•Naira closes week at N1,488/$1
The Nigerian capital market saw a mixed week of trading, with equities taking a slight hit while other asset classes, like fixed income, gained ground.
On the close of trading on Friday, the Nigerian Exchange (NGX) experienced a minor slip, with the All-Share Index (ASI) dipping by 0.29% to close the week at 141,845.35 points. This modest downturn was primarily driven by profit-taking in some blue-chip stocks.
Despite this, the overall market sentiment wasn’t entirely negative. Exchange Traded Products (ETPs) and fixed income securities recorded gains, suggesting a shift in investor strategy.
This trend indicates that capital market participants are exercising caution and diversifying their portfolios into less volatile assets to hedge against market uncertainty.
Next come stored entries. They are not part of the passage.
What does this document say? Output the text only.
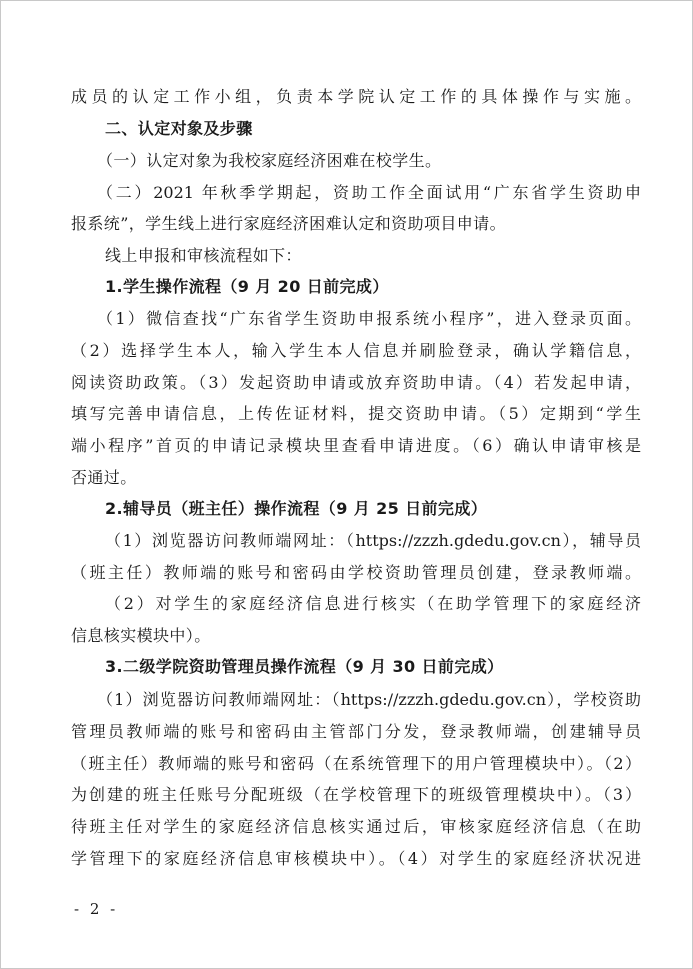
成员的认定工作小组，负责本学院认定工作的具体操作与实施。
二、认定对象及步骤
（一）认定对象为我校家庭经济困难在校学生。
（二）2021 年秋季学期起，资助工作全面试用“广东省学生资助申
报系统”，学生线上进行家庭经济困难认定和资助项目申请。
线上申报和审核流程如下：
1.学生操作流程（9 月 20 日前完成）
（1）微信查找“广东省学生资助申报系统小程序”，进入登录页面。
（2）选择学生本人，输入学生本人信息并刷脸登录，确认学籍信息，
阅读资助政策。（3）发起资助申请或放弃资助申请。（4）若发起申请，
填写完善申请信息，上传佐证材料，提交资助申请。（5）定期到“学生
端小程序”首页的申请记录模块里查看申请进度。（6）确认申请审核是
否通过。
2.辅导员（班主任）操作流程（9 月 25 日前完成）
（1）浏览器访问教师端网址：（https://zzzh.gdedu.gov.cn），辅导员
（班主任）教师端的账号和密码由学校资助管理员创建，登录教师端。
（2）对学生的家庭经济信息进行核实（在助学管理下的家庭经济
信息核实模块中）。
3.二级学院资助管理员操作流程（9 月 30 日前完成）
（1）浏览器访问教师端网址：（https://zzzh.gdedu.gov.cn），学校资助
管理员教师端的账号和密码由主管部门分发，登录教师端，创建辅导员
（班主任）教师端的账号和密码（在系统管理下的用户管理模块中）。（2）
为创建的班主任账号分配班级（在学校管理下的班级管理模块中）。（3）
待班主任对学生的家庭经济信息核实通过后，审核家庭经济信息（在助
学管理下的家庭经济信息审核模块中）。（4）对学生的家庭经济状况进
- 2 -
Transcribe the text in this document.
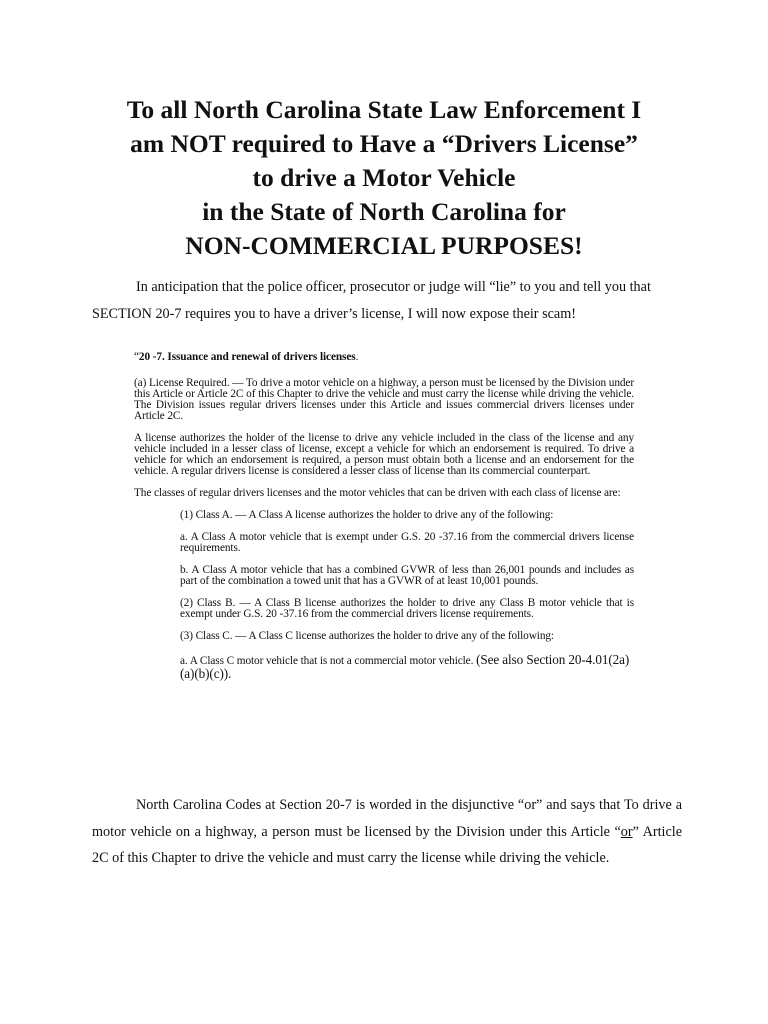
To all North Carolina State Law Enforcement I
am NOT required to Have a “Drivers License”
to drive a Motor Vehicle
in the State of North Carolina for
NON-COMMERCIAL PURPOSES!
In anticipation that the police officer, prosecutor or judge will “lie” to you and tell you that SECTION 20-7 requires you to have a driver’s license, I will now expose their scam!

“20 -7. Issuance and renewal of drivers licenses.

(a) License Required. — To drive a motor vehicle on a highway, a person must be licensed by the Division under this Article or Article 2C of this Chapter to drive the vehicle and must carry the license while driving the vehicle. The Division issues regular drivers licenses under this Article and issues commercial drivers licenses under Article 2C.

A license authorizes the holder of the license to drive any vehicle included in the class of the license and any vehicle included in a lesser class of license, except a vehicle for which an endorsement is required. To drive a vehicle for which an endorsement is required, a person must obtain both a license and an endorsement for the vehicle. A regular drivers license is considered a lesser class of license than its commercial counterpart.

The classes of regular drivers licenses and the motor vehicles that can be driven with each class of license are:

(1) Class A. — A Class A license authorizes the holder to drive any of the following:

a. A Class A motor vehicle that is exempt under G.S. 20 -37.16 from the commercial drivers license requirements.

b. A Class A motor vehicle that has a combined GVWR of less than 26,001 pounds and includes as part of the combination a towed unit that has a GVWR of at least 10,001 pounds.

(2) Class B. — A Class B license authorizes the holder to drive any Class B motor vehicle that is exempt under G.S. 20 -37.16 from the commercial drivers license requirements.

(3) Class C. — A Class C license authorizes the holder to drive any of the following:

a. A Class C motor vehicle that is not a commercial motor vehicle. (See also Section 20-4.01(2a)(a)(b)(c)).

North Carolina Codes at Section 20-7 is worded in the disjunctive “or” and says that To drive a motor vehicle on a highway, a person must be licensed by the Division under this Article “or” Article 2C of this Chapter to drive the vehicle and must carry the license while driving the vehicle.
As we head into the new week, market observers anticipate a “mixed performance” as investors weigh macroeconomic factors and company performance before committing to new positions.
In the currency market, the Naira had a strong week, demonstrating a significant rebound against the dollar in both the official and parallel markets.
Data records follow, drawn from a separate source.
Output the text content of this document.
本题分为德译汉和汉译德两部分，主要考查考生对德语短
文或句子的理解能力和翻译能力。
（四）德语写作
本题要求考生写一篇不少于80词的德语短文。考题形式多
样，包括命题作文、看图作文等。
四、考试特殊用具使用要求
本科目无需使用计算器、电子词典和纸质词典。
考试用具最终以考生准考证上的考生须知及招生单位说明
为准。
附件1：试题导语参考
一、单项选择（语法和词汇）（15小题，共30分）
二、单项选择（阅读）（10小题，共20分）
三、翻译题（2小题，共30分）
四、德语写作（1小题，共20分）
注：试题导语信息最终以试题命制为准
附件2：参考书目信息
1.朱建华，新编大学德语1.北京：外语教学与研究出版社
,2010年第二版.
According to data from the Central Bank of Nigeria (CBN), the official exchange rate closed the week at N1,488/$1, a notable improvement from last Friday’s close of N1,503.5/$1. The currency even hit a five-month high of N1,497.5/$1 earlier in the week, fueled by improved foreign exchange liquidity and reduced demand pressure.
The positive momentum wasn’t limited to the official window. The parallel market also saw the Naira appreciate, closing the week at N1,520/$1, a significant gain from the N1,530.5/$1 recorded on Thursday. This narrowing of the gap between the two markets is a positive sign for currency stability and trader confidence.
Further bolstering this optimism is the country’s rising foreign exchange reserves, which increased to $41.9 billion from last week’s $41.6 billion. The increase in reserves is a crucial indicator of the nation’s economic stability, currency strength, and ability to manage debt, all of which are key factors for capital market investors.